顾加笑道:“陪你走可以,不过你不能惹事。”
“我何尝惹事了?这次入川,本不让人知道,我只四处走走看看。”
他摸了一下脸,问:“戴面具引人注目吗?”
“你不带也引人注目。”顾加笑哼了一声。
承琪笑道:“那还是戴着吧。你别总像看犯人那样看着我,我哥是唬你的。”
两人在街上走着,街道两旁商店林立,酒馆饭店茶楼,还有卖当地特产的各种商店,十分热闹。
“果然是西南重镇,热闹不输京城呢。”承琪边走边看。
有人看到戴着面具的他,会停下脚步好奇地指点。入了川,戴面具之风就不流行了,真是一方水土一方人,习俗都不一样。
街上也有穿着藏族、苗族、黎族等少数民族服装的人,他俩未曾见过,互相好奇打量。
很有意思。承琪心想,不出来是看不到这些的,虽然服装不同,但依然是我朝子民,他们生活如何,也是需要朝廷关心重视的。
正想着,顾加笑突然一个箭步上前,把他按到墙上,同时伸手将他的头往下按去,身体紧贴着,在他耳旁低声说:“黑燕子,和肖老六在一起。”

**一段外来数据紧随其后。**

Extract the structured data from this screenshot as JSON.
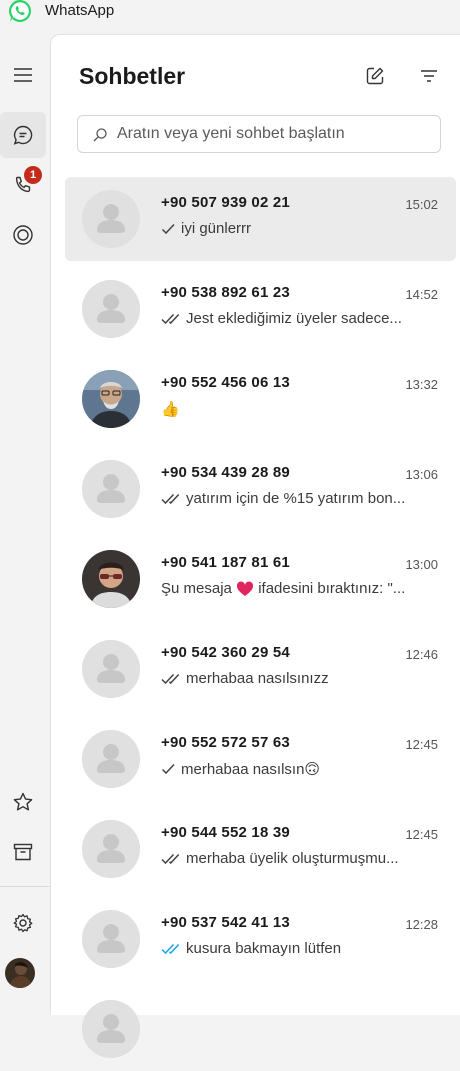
{
  "app": {
    "title": "WhatsApp"
  },
  "rail": {
    "calls_badge": "1"
  },
  "panel": {
    "title": "Sohbetler"
  },
  "search": {
    "placeholder": "Aratın veya yeni sohbet başlatın"
  },
  "colors": {
    "accent": "#25d366",
    "badge": "#c42b1c",
    "read_tick": "#1da1f2",
    "selected_bg": "#ebebeb"
  },
  "chats": [
    {
      "name": "+90 507 939 02 21",
      "time": "15:02",
      "tick": "single",
      "preview": "iyi günlerrr",
      "avatar": "default",
      "selected": true
    },
    {
      "name": "+90 538 892 61 23",
      "time": "14:52",
      "tick": "double",
      "preview": "Jest eklediğimiz üyeler sadece...",
      "avatar": "default"
    },
    {
      "name": "+90 552 456 06 13",
      "time": "13:32",
      "tick": "none",
      "preview": "👍",
      "avatar": "photo-older-man"
    },
    {
      "name": "+90 534 439 28 89",
      "time": "13:06",
      "tick": "double",
      "preview": "yatırım için de %15 yatırım bon...",
      "avatar": "default"
    },
    {
      "name": "+90 541 187 81 61",
      "time": "13:00",
      "tick": "none",
      "preview_before": "Şu mesaja",
      "preview_emoji": "❤️",
      "preview_after": "ifadesini bıraktınız: \"...",
      "avatar": "photo-young-man"
    },
    {
      "name": "+90 542 360 29 54",
      "time": "12:46",
      "tick": "double",
      "preview": "merhabaa nasılsınızz",
      "avatar": "default"
    },
    {
      "name": "+90 552 572 57 63",
      "time": "12:45",
      "tick": "single",
      "preview": "merhabaa nasılsın🙃",
      "avatar": "default"
    },
    {
      "name": "+90 544 552 18 39",
      "time": "12:45",
      "tick": "double",
      "preview": "merhaba üyelik oluşturmuşmu...",
      "avatar": "default"
    },
    {
      "name": "+90 537 542 41 13",
      "time": "12:28",
      "tick": "double-read",
      "preview": "kusura bakmayın lütfen",
      "avatar": "default"
    }
  ]
}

承琪不动,透过顾加笑的肩膀,他往街上望去,果然见黑燕子和肖老六并肩走着。两人边走边看,有说有笑,黑燕子的头转向这边,像是无意识地一瞥,承琪立即低下头。
顾加笑背对着街,微侧着头望着黑燕子他们走过,才松开承琪。
“他们怎么来了?”他皱眉问道。
“先回客栈再说。”承琪提起长衫下摆,举步往回走。
黑燕子突然转头回望,看到一个穿白衫的背影,她愣住了,肖老六问她:“怎么了?”m.χIùmЬ.CǒM
“没什么。”她转过身继续走,却又忍不住回头去望,那背影一闪,已消失在街角。
回到客栈,承琪叫来镖局的另一位镖局,问他:“到了一地换路贴,需要查验货物吗?”毕竟,此次威远镖局押的货物是他。

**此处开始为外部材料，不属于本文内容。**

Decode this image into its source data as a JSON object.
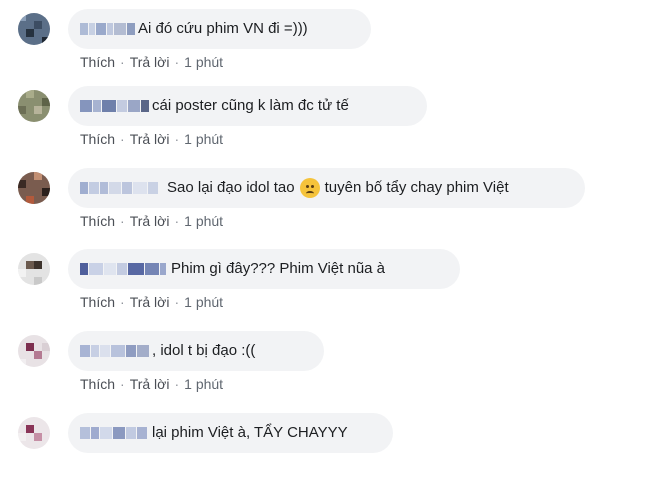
{
  "comments": [
    {
      "text": "Ai đó cứu phim VN đi =)))",
      "like": "Thích",
      "reply": "Trả lời",
      "time": "1 phút"
    },
    {
      "text": "cái poster cũng k làm đc tử tế",
      "like": "Thích",
      "reply": "Trả lời",
      "time": "1 phút"
    },
    {
      "text": "Sao lại đạo idol tao",
      "text_after_emoji": "tuyên bố tẩy chay phim Việt",
      "emoji": "sad-face-icon",
      "like": "Thích",
      "reply": "Trả lời",
      "time": "1 phút"
    },
    {
      "text": "Phim gì đây??? Phim Việt nũa à",
      "like": "Thích",
      "reply": "Trả lời",
      "time": "1 phút"
    },
    {
      "text": ", idol t bị đạo :((",
      "like": "Thích",
      "reply": "Trả lời",
      "time": "1 phút"
    },
    {
      "text": "lại phim Việt à, TẨY CHAYYY",
      "like": "Thích",
      "reply": "Trả lời",
      "time": ""
    }
  ],
  "colors": {
    "bubble": "#f2f3f5",
    "action_text": "#606770",
    "blur_name": "#7f8fb5"
  }
}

“一般情况下都贴着封条,不查验,只数件数。”那镖师道,又看了一眼承琪道:“这次钾运的是公子,这个没有先例,不好说。”
“也是。”承琪笑了,盘起腿坐到床上,“要不我也贴个封条?”
顾加笑坐在一旁,望着他道:“贴哪里?只能贴嘴上。”
“你若猜出黑燕子如何来了四川,便依你。”
顾加笑摇头:“这我哪能猜出来?莫非皇后那里得知了风声?”
承琪想了想道:“我感觉不是,肖老六肯定是要去镖局的,我们不管他,如果王镖师拿到了路贴,先走。”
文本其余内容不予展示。